In some U.S. states, nearly half of the job seekers who have stopped looking for work have done so because they simply don't believe they'll find anything. Indeed, the number of discouraged workers nationwide has more than doubled in the past year. This trend won't be reflected in the widely publicized unemployment rate, as discouraged workers aren't included among the unemployed. Still, in states as diverse as Mississippi, South Dakota, and New York, the span of this often invisible slice of workers signals a population losing its hope.
Most jobless people who have stopped looking for work are otherwise engaged--they're back in school, taking on family responsibilities, or too sick to search. They, along with workers who have stopped because they're discouraged, make up a group that the Labor Department calls the "marginally attached." They're included in some of the broader measures of unemployment, but they're officially not part of the workforce. While discouraged workers make up about a third of the marginally attached nationwide, their numbers have been increasing.
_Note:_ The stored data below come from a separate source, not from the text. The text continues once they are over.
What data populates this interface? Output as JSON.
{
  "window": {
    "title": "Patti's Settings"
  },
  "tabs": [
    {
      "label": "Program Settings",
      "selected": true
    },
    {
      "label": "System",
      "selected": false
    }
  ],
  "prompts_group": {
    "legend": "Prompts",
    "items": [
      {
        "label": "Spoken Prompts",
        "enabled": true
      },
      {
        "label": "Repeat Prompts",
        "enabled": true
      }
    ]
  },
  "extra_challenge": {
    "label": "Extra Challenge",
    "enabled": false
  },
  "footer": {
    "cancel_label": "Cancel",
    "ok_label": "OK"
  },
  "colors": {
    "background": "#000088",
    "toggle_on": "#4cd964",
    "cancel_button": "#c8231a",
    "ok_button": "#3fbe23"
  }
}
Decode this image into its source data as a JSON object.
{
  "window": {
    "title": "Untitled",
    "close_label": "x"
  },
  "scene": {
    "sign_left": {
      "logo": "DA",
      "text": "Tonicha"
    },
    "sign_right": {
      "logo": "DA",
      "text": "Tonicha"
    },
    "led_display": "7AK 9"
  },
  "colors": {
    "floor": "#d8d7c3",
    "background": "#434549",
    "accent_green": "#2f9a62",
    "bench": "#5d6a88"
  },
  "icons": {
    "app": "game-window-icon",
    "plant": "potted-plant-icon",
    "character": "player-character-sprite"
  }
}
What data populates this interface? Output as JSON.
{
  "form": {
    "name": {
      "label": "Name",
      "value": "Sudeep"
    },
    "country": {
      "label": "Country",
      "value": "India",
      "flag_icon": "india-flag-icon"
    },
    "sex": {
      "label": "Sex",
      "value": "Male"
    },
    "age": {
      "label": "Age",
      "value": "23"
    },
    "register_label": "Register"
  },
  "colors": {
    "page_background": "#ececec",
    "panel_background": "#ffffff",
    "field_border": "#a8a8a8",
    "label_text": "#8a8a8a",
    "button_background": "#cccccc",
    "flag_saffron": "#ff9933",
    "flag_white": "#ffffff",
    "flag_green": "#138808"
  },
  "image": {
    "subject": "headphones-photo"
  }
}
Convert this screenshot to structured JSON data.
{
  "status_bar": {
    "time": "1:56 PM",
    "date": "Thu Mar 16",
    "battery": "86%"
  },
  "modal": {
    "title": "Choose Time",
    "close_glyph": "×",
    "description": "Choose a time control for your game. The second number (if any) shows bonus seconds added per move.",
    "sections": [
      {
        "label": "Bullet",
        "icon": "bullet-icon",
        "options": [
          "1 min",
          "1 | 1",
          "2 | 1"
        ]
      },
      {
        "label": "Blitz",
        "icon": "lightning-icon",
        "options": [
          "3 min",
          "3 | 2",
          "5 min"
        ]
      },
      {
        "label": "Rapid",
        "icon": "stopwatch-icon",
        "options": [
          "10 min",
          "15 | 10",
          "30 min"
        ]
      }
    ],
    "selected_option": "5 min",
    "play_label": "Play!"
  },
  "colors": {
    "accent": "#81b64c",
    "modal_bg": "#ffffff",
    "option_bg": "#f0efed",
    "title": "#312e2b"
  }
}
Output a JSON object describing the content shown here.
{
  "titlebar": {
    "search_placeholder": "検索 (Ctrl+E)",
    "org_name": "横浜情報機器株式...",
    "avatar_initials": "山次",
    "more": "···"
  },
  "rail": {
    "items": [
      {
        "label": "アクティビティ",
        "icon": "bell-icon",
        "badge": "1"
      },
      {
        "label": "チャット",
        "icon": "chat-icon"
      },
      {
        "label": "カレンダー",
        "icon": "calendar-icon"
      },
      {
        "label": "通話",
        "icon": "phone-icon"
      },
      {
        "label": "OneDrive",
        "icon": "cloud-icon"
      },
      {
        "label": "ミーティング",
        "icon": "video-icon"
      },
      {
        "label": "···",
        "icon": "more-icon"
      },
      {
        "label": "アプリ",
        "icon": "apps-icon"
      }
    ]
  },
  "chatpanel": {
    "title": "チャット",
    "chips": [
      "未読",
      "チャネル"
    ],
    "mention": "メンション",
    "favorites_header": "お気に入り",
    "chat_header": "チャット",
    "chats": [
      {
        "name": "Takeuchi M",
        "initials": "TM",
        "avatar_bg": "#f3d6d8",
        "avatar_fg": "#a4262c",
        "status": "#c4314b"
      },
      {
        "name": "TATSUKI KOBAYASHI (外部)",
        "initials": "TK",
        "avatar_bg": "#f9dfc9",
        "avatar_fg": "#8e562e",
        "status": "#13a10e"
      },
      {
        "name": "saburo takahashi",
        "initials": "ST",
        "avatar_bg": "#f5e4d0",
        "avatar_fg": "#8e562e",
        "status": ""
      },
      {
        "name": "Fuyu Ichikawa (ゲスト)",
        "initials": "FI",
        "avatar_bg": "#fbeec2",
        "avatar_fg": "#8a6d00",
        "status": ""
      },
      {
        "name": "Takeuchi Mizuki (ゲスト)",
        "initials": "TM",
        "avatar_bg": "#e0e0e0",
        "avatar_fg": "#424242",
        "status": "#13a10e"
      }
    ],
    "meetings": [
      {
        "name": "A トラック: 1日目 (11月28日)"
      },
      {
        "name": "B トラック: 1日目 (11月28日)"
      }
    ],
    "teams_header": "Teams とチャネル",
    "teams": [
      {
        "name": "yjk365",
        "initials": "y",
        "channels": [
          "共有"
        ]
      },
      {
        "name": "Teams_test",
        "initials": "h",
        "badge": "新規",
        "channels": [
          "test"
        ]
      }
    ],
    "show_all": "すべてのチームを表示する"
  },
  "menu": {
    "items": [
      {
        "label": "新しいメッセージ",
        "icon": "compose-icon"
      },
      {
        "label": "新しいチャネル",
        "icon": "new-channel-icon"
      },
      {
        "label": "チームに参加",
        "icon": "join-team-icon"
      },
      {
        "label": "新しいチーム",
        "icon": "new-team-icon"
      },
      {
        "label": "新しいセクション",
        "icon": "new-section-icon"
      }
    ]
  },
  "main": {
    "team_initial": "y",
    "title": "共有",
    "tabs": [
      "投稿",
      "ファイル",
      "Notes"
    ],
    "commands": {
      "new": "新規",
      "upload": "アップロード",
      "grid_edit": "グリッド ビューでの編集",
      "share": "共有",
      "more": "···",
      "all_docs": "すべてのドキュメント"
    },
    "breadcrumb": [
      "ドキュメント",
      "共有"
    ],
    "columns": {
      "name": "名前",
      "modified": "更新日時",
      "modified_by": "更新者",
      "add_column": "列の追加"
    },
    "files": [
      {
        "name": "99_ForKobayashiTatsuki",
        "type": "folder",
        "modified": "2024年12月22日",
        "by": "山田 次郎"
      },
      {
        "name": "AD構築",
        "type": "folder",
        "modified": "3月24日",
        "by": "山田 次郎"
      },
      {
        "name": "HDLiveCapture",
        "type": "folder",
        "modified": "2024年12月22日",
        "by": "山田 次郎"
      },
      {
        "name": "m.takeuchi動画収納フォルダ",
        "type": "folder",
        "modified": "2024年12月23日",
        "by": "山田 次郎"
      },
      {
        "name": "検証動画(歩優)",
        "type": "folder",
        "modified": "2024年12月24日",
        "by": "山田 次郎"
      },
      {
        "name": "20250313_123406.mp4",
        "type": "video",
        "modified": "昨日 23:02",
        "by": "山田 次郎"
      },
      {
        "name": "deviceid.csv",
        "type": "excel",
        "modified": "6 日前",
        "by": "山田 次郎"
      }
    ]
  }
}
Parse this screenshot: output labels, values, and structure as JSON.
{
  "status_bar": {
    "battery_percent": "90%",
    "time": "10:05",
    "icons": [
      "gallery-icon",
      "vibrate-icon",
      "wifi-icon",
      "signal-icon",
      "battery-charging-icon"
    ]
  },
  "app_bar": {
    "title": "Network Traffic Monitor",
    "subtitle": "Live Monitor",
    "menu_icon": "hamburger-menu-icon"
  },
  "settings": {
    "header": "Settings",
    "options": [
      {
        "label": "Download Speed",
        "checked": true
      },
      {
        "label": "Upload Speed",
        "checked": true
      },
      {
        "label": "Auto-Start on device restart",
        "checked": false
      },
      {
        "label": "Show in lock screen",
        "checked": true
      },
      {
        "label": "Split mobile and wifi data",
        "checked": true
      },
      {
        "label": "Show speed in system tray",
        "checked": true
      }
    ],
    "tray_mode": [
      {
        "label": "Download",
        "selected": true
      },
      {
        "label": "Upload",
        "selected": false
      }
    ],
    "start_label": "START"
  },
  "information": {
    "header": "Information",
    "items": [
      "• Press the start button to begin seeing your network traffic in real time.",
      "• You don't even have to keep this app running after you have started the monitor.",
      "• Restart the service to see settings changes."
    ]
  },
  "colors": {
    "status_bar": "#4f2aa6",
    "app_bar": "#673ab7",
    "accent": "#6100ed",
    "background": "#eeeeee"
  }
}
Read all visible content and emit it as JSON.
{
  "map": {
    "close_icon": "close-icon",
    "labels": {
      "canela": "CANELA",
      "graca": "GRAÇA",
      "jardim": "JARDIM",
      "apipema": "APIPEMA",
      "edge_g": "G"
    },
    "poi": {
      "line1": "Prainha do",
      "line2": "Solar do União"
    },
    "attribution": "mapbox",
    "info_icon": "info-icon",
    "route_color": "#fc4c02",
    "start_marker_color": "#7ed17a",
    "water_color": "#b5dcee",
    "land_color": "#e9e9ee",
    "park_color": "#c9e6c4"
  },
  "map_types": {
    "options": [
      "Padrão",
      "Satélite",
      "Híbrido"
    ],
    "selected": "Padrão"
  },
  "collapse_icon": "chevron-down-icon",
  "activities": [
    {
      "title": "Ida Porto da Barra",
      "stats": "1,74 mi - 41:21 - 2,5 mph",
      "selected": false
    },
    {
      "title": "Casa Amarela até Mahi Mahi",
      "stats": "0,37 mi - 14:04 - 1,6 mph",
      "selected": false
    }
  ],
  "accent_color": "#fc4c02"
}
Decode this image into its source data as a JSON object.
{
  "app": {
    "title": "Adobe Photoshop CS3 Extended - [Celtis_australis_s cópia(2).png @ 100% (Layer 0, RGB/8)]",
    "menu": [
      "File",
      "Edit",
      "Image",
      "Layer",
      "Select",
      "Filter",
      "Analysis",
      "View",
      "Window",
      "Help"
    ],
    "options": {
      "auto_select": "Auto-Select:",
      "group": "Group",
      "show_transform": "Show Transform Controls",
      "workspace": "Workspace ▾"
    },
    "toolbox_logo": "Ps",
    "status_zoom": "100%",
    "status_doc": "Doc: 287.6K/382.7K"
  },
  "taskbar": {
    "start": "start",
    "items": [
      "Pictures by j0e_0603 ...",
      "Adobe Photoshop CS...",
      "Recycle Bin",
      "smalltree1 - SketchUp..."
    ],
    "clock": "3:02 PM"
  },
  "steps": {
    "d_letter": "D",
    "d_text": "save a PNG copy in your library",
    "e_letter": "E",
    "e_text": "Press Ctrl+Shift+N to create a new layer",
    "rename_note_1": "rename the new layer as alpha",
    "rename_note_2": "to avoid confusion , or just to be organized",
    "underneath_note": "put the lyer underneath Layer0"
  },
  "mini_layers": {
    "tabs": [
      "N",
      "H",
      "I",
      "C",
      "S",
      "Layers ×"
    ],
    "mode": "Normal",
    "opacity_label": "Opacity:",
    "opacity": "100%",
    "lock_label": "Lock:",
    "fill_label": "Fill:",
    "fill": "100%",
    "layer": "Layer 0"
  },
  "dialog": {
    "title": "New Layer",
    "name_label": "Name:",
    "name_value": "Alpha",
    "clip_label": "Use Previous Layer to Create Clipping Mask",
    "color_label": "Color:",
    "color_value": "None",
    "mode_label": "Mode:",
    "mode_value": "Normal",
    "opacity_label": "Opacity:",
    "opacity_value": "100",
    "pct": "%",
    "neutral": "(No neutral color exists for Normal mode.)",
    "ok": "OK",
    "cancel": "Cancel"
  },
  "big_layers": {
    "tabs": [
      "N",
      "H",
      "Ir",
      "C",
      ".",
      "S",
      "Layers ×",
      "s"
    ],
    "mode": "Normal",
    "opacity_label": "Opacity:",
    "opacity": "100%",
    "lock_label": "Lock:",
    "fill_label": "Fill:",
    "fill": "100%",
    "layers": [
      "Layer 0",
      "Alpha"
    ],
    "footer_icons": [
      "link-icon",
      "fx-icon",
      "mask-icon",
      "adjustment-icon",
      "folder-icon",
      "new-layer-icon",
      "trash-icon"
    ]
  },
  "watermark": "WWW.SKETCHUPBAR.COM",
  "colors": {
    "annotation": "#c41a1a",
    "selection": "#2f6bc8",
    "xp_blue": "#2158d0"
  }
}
Between the third quarter of last year and the second quarter of this year, Mississippi averaged the highest percentage of discouraged job seekers among its marginally attached--nearly 50 percent, compared with 32.6 percent nationwide. South Dakota ranked second after Mississippi, with 48.5 percent of marginally attached workers classified as discouraged. Florida, Michigan, Connecticut, West Virginia, and New York followed in ranking for the highest rates of discouragement.
Discouraged workers are characterized by their perceptions. They don't think work is available for them, or they believe they lack the necessary training to be hired. They may be convinced that employers think they're too young or too old, or they believe that they face some other kind of discrimination that prevents them from finding work. And while there are discouraged workers in healthy economies, in a prolonged recession such as this one, worker pessimism tends to skyrocket.
The heights of discouragement in Mississippi are significant. "It says something about the situation in that state when half of the people with a relatively recent commitment to searching for a job have stopped because they believe nothing is available for them," says Thomas Krolik, an economist at the Bureau of Labor Statistics. Between the third quarter of last year and the second quarter of this year, Mississippi's average unemployment rate was 7.9 percent. Add in all the discouraged workers, and the rate shoots up to 8.8 percent, a 0.9 percentage-point jump. Nationwide, the average difference between the unemployment rate and the rate of unemployed plus discouraged workers was about 0.4 percentage point. Michigan and New York also ranked high by that measure.
Charles Campbell, a professor of economics at Mississippi State University, says the state struggles with regions of particularly high unemployment, "where there really are no jobs." Many of the residents of those regions lack the skills and means to find work in outside areas, Campbell says, so they remain unemployed.
In other states, the situation may be more obvious. In Michigan, the demise of the domestic auto industry has brought job destruction far outpacing the national average. Michigan's unemployment rate for June topped 15.2 percent, compared with 9.5 percent nationally. Across the country, Florida has been hit hard by the housing bust, and unemployment in the state reached 10.6 percent in June.
But higher unemployment rates and lousier job markets alone don't explain the high rates of discouragement. Connecticut, New York, and West Virginia have seen their numbers of jobless workers rise during the downturn, but their unemployment rates are all below the national average.
Several things could nudge job seekers toward hopelessness: negative media coverage of the job market; unsuccessful job searches among friends and family; their own long-term unemployment. Also, men are more likely to give up their job search because they've become discouraged--they make up 63 percent of the total group. Younger workers, blacks, and Hispanics are also overrepresented in the discouraged-worker category, according to the Labor Department.
The housing bust could be partly to blame. Workers may simply give up because there are no openings matching their skill set within their geographical area, Krolik says. If workers own homes they can't sell, their ability to move for a new job is severely limited. The effect could be exacerbated by areas where homes are a particularly difficult sell or homeowners are disproportionately underwater, as those markets have also tended to see higher unemployment rates.
Whatever workers' motivation, many economists are now focusing more on their results. Hoyt Bleakley Jr., a University of Chicago economist, says researchers are paying less attention to how many job seekers say they're looking for work and more attention to how quickly they are actually finding it. With 4.4 million job seekers nationwide out of work for more than 27 weeks or more in June, "those numbers are pretty grim," Bleakley says. "People who claim they're looking for work are not finding it." It's hardly surprising, then, how many have simply given up looking.